A high school student accused of making bomb threats in a YouTube video, including against the Prime Minister, has had his case thrown out.
Ifraaz Joseph, 18, was charged with making a bomb threat against Government properties but this was dismissed at the Manukau District Court today.
It was alleged the South Aucklander had made bomb threats in a video to protest about proposed copyright laws and had disseminated it from a fake Facebook account in the name of John Key.
The video played at an earlier court appearance purported to be from the internet-activist group Anonymous.
Over spooky music, an electronic voice threatened that if the new Copyright (Infringing File Sharing) Amendment Act was implemented the group would "blow up all the Government buildings including the Prime Minister's home".
Key's Parnell house appeared on the screen when the threat was made.

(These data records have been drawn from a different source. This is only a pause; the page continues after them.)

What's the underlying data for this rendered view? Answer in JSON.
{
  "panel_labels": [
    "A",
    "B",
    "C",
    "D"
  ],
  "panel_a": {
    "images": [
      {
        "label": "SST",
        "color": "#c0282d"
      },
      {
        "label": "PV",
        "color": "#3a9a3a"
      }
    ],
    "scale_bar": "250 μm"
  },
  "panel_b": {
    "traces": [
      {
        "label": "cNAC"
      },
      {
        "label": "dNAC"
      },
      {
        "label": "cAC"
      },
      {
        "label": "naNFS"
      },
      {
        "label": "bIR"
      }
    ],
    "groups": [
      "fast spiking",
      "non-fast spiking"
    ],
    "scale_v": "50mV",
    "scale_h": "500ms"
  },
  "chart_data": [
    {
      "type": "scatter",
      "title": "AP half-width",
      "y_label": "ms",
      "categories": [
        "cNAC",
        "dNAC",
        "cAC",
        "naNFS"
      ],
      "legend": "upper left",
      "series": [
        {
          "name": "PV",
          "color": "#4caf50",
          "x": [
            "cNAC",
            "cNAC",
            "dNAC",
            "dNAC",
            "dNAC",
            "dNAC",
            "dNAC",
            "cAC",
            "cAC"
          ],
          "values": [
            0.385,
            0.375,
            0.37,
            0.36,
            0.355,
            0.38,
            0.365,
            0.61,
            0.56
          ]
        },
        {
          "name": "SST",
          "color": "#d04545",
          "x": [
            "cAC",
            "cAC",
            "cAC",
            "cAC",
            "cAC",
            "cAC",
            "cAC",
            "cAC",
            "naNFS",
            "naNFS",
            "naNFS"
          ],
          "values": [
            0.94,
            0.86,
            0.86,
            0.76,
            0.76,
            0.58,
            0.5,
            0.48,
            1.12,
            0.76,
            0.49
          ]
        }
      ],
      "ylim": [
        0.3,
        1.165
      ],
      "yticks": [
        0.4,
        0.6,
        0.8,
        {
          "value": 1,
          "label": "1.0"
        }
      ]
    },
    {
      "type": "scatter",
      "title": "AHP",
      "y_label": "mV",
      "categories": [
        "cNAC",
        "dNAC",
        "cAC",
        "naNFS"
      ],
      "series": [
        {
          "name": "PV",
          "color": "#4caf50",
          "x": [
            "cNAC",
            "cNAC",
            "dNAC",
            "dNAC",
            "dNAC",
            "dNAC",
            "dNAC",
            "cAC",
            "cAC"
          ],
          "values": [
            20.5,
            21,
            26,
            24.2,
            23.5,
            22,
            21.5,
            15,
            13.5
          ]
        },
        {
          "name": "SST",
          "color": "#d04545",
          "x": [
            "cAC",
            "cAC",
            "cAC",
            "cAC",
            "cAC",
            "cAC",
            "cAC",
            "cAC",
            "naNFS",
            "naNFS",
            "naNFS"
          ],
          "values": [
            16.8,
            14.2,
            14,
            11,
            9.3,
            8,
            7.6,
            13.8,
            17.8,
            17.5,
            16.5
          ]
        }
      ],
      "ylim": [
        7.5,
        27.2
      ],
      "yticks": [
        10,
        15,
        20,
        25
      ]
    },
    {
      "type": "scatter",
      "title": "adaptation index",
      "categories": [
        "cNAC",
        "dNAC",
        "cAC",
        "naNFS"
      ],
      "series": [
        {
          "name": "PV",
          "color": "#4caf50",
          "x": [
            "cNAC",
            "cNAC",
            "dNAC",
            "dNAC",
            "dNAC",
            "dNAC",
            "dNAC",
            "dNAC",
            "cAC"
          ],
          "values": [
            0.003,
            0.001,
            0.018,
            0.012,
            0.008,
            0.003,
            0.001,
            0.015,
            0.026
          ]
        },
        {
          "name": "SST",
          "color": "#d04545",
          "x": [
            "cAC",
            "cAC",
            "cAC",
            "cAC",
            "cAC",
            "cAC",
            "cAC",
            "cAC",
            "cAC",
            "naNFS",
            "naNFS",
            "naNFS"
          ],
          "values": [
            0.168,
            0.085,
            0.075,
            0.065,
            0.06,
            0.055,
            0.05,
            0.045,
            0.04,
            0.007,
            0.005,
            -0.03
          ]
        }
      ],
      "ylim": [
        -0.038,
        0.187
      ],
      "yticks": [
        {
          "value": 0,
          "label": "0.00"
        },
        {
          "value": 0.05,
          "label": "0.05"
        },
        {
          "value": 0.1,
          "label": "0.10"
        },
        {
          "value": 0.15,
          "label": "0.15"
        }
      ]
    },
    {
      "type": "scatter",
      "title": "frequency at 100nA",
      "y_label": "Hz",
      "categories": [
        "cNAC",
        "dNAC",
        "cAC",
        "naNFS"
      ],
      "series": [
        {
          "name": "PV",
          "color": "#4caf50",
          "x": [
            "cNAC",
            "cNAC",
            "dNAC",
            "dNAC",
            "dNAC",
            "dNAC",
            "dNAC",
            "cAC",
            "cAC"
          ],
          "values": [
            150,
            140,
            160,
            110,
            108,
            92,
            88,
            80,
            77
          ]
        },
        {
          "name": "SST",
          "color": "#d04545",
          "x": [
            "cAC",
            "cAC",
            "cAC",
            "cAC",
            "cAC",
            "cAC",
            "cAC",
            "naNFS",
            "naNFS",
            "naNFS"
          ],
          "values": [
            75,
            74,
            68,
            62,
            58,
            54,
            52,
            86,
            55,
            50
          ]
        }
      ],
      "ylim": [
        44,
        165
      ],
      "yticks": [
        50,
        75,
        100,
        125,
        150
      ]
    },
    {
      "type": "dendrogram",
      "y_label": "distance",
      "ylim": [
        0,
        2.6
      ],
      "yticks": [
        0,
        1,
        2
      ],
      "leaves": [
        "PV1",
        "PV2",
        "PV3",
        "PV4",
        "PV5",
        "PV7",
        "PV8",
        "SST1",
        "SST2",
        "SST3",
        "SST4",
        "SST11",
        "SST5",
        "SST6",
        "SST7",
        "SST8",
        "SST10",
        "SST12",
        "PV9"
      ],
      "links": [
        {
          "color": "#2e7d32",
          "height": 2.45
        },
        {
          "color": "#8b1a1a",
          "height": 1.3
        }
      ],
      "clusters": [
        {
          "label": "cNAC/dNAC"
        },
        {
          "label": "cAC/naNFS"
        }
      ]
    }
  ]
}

The video said large amounts of explosives had been planted in buildings in preparation for attacks that would begin on September 11, 2011, the 10-year anniversary of the attacks on the World Trade Centre in New York.

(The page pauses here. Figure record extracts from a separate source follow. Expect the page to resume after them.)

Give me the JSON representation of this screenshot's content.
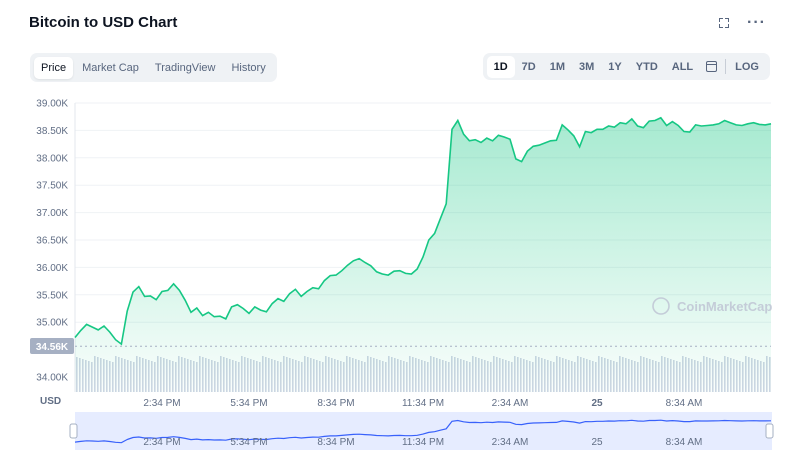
{
  "title": "Bitcoin to USD Chart",
  "icons": {
    "fullscreen": "fullscreen-icon",
    "more": "more-icon",
    "calendar": "calendar-icon"
  },
  "more_glyph": "···",
  "tabs": [
    {
      "label": "Price",
      "active": true
    },
    {
      "label": "Market Cap",
      "active": false
    },
    {
      "label": "TradingView",
      "active": false
    },
    {
      "label": "History",
      "active": false
    }
  ],
  "ranges": [
    {
      "label": "1D",
      "active": true
    },
    {
      "label": "7D",
      "active": false
    },
    {
      "label": "1M",
      "active": false
    },
    {
      "label": "3M",
      "active": false
    },
    {
      "label": "1Y",
      "active": false
    },
    {
      "label": "YTD",
      "active": false
    },
    {
      "label": "ALL",
      "active": false
    }
  ],
  "log_label": "LOG",
  "colors": {
    "line": "#16c784",
    "area_top": "#16c784",
    "badge": "#a6b0c3",
    "volume": "#cfd6e4",
    "nav_fill": "#e6ecff",
    "nav_line": "#3861fb"
  },
  "chart_data": {
    "type": "area",
    "currency_label": "USD",
    "watermark": "CoinMarketCap",
    "start_price_label": "34.56K",
    "start_price": 34560,
    "y_ticks": [
      "39.00K",
      "38.50K",
      "38.00K",
      "37.50K",
      "37.00K",
      "36.50K",
      "36.00K",
      "35.50K",
      "35.00K",
      "34.00K"
    ],
    "y_tick_values": [
      39000,
      38500,
      38000,
      37500,
      37000,
      36500,
      36000,
      35500,
      35000,
      34000
    ],
    "ylim": [
      34000,
      39200
    ],
    "x_ticks": [
      "2:34 PM",
      "5:34 PM",
      "8:34 PM",
      "11:34 PM",
      "2:34 AM",
      "25",
      "8:34 AM"
    ],
    "x_tick_hours": [
      3,
      6,
      9,
      12,
      15,
      18,
      21
    ],
    "x_range_hours": [
      0,
      24
    ],
    "series": [
      {
        "hours": [
          0,
          0.2,
          0.4,
          0.6,
          0.8,
          1.0,
          1.2,
          1.4,
          1.6,
          1.8,
          2.0,
          2.2,
          2.4,
          2.6,
          2.8,
          3.0,
          3.2,
          3.4,
          3.6,
          3.8,
          4.0,
          4.2,
          4.4,
          4.6,
          4.8,
          5.0,
          5.2,
          5.4,
          5.6,
          5.8,
          6.0,
          6.2,
          6.4,
          6.6,
          6.8,
          7.0,
          7.2,
          7.4,
          7.6,
          7.8,
          8.0,
          8.2,
          8.4,
          8.6,
          8.8,
          9.0,
          9.2,
          9.4,
          9.6,
          9.8,
          10.0,
          10.2,
          10.4,
          10.6,
          10.8,
          11.0,
          11.2,
          11.4,
          11.6,
          11.8,
          12.0,
          12.2,
          12.4,
          12.6,
          12.8,
          13.0,
          13.2,
          13.4,
          13.6,
          13.8,
          14.0,
          14.2,
          14.4,
          14.6,
          14.8,
          15.0,
          15.2,
          15.4,
          15.6,
          15.8,
          16.0,
          16.2,
          16.4,
          16.6,
          16.8,
          17.0,
          17.2,
          17.4,
          17.6,
          17.8,
          18.0,
          18.2,
          18.4,
          18.6,
          18.8,
          19.0,
          19.2,
          19.4,
          19.6,
          19.8,
          20.0,
          20.2,
          20.4,
          20.6,
          20.8,
          21.0,
          21.2,
          21.4,
          21.6,
          21.8,
          22.0,
          22.2,
          22.4,
          22.6,
          22.8,
          23.0,
          23.2,
          23.4,
          23.6,
          23.8,
          24.0
        ],
        "prices": [
          34720,
          34850,
          34960,
          34910,
          34860,
          34930,
          34820,
          34680,
          34600,
          35200,
          35550,
          35650,
          35470,
          35480,
          35410,
          35560,
          35580,
          35700,
          35580,
          35400,
          35180,
          35260,
          35120,
          35180,
          35100,
          35110,
          35060,
          35280,
          35320,
          35250,
          35160,
          35280,
          35220,
          35190,
          35340,
          35430,
          35380,
          35520,
          35600,
          35470,
          35560,
          35630,
          35610,
          35760,
          35850,
          35860,
          35940,
          36040,
          36120,
          36160,
          36090,
          36030,
          35920,
          35880,
          35860,
          35930,
          35940,
          35890,
          35880,
          35970,
          36190,
          36500,
          36620,
          36890,
          37160,
          38520,
          38680,
          38430,
          38310,
          38330,
          38280,
          38360,
          38310,
          38410,
          38380,
          38340,
          37980,
          37930,
          38120,
          38210,
          38230,
          38270,
          38310,
          38320,
          38600,
          38510,
          38400,
          38200,
          38480,
          38460,
          38520,
          38520,
          38580,
          38560,
          38640,
          38620,
          38710,
          38580,
          38550,
          38670,
          38680,
          38730,
          38590,
          38660,
          38590,
          38480,
          38470,
          38600,
          38580,
          38590,
          38600,
          38620,
          38680,
          38640,
          38600,
          38590,
          38620,
          38640,
          38610,
          38600,
          38620
        ]
      }
    ],
    "navigator_ticks": [
      "2:34 PM",
      "5:34 PM",
      "8:34 PM",
      "11:34 PM",
      "2:34 AM",
      "25",
      "8:34 AM"
    ]
  }
}
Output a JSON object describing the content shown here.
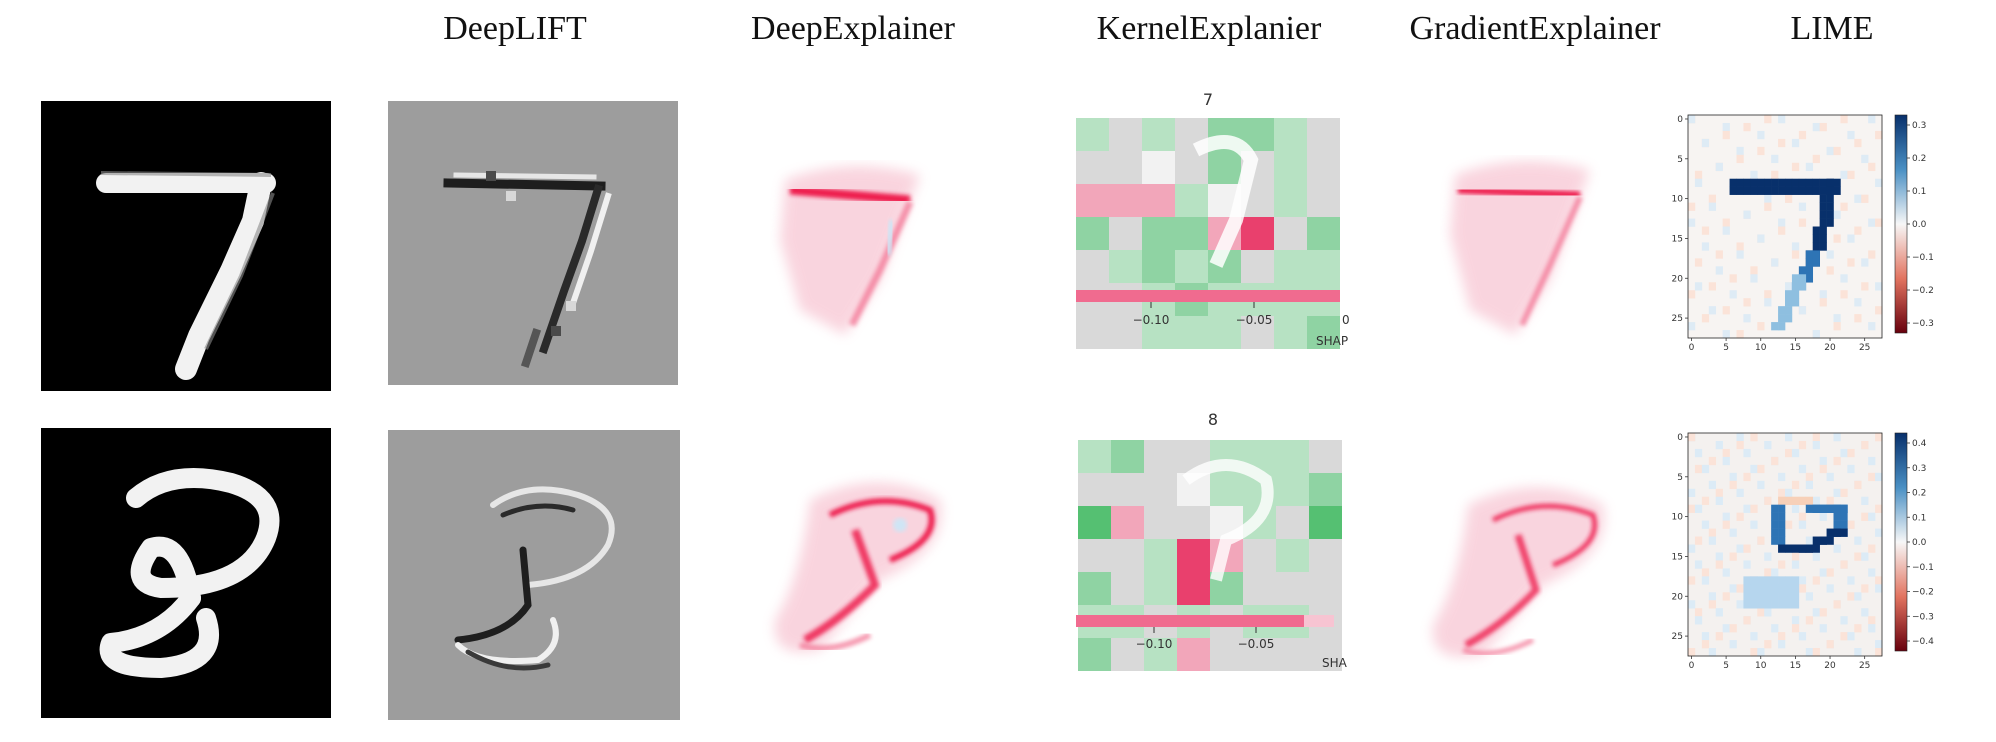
{
  "headers": [
    "DeepLIFT",
    "DeepExplainer",
    "KernelExplanier",
    "GradientExplainer",
    "LIME"
  ],
  "rows": [
    {
      "digit": "7",
      "kernel": {
        "title": "7",
        "xticks": [
          "−0.10",
          "−0.05",
          "0"
        ],
        "xlabel": "SHAP"
      },
      "lime": {
        "axis_ticks": [
          "0",
          "5",
          "10",
          "15",
          "20",
          "25"
        ],
        "colorbar_ticks": [
          "0.3",
          "0.2",
          "0.1",
          "0.0",
          "−0.1",
          "−0.2",
          "−0.3"
        ]
      }
    },
    {
      "digit": "8",
      "kernel": {
        "title": "8",
        "xticks": [
          "−0.10",
          "−0.05"
        ],
        "xlabel": "SHA"
      },
      "lime": {
        "axis_ticks": [
          "0",
          "5",
          "10",
          "15",
          "20",
          "25"
        ],
        "colorbar_ticks": [
          "0.4",
          "0.3",
          "0.2",
          "0.1",
          "0.0",
          "−0.1",
          "−0.2",
          "−0.3",
          "−0.4"
        ]
      }
    }
  ],
  "colors": {
    "lime_pos": "#08306b",
    "lime_neg": "#67000d",
    "shap_pos": "#ff0051",
    "shap_neg": "#30b465"
  }
}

"We will hurt anyone that gets in the way. People will die, people will be injured," the video said.
The court was previously told the Government Communications Security Bureau (GCSB) alerted police to the video who tracked it to a South Auckland internet cafe.
It had been uploaded to YouTube from a flash drive and a Facebook page in the name of John Key had been created with a link to the video. The link was also posted on the Stuff.co.nz Facebook page.
In a police interview played to the court earlier this year, Joseph said he made the video at home.
"It's kind of like a threat but also it is a joke for others," he said.
He told police he shouldn't have made the video, saying: "I feel sorry that I shouldn't have put the threats on to the Prime Minister and the bombs."
Senior Sergeant John van den Heuval, of the police cyber crime unit, read an email to the court from a member of the GCSB's Centre for Critical Infrastructure Threat which said the video could be a hoax.
"It could just be a crack-pot random threat. It's completely outside of Anonymous's m.o. and capabilities, hence I'm sceptical," the email said.
Defence lawyer Giles Harvey argued that the video was just a joke that was never intended to be taken seriously, as demonstrated by the assessment in the email.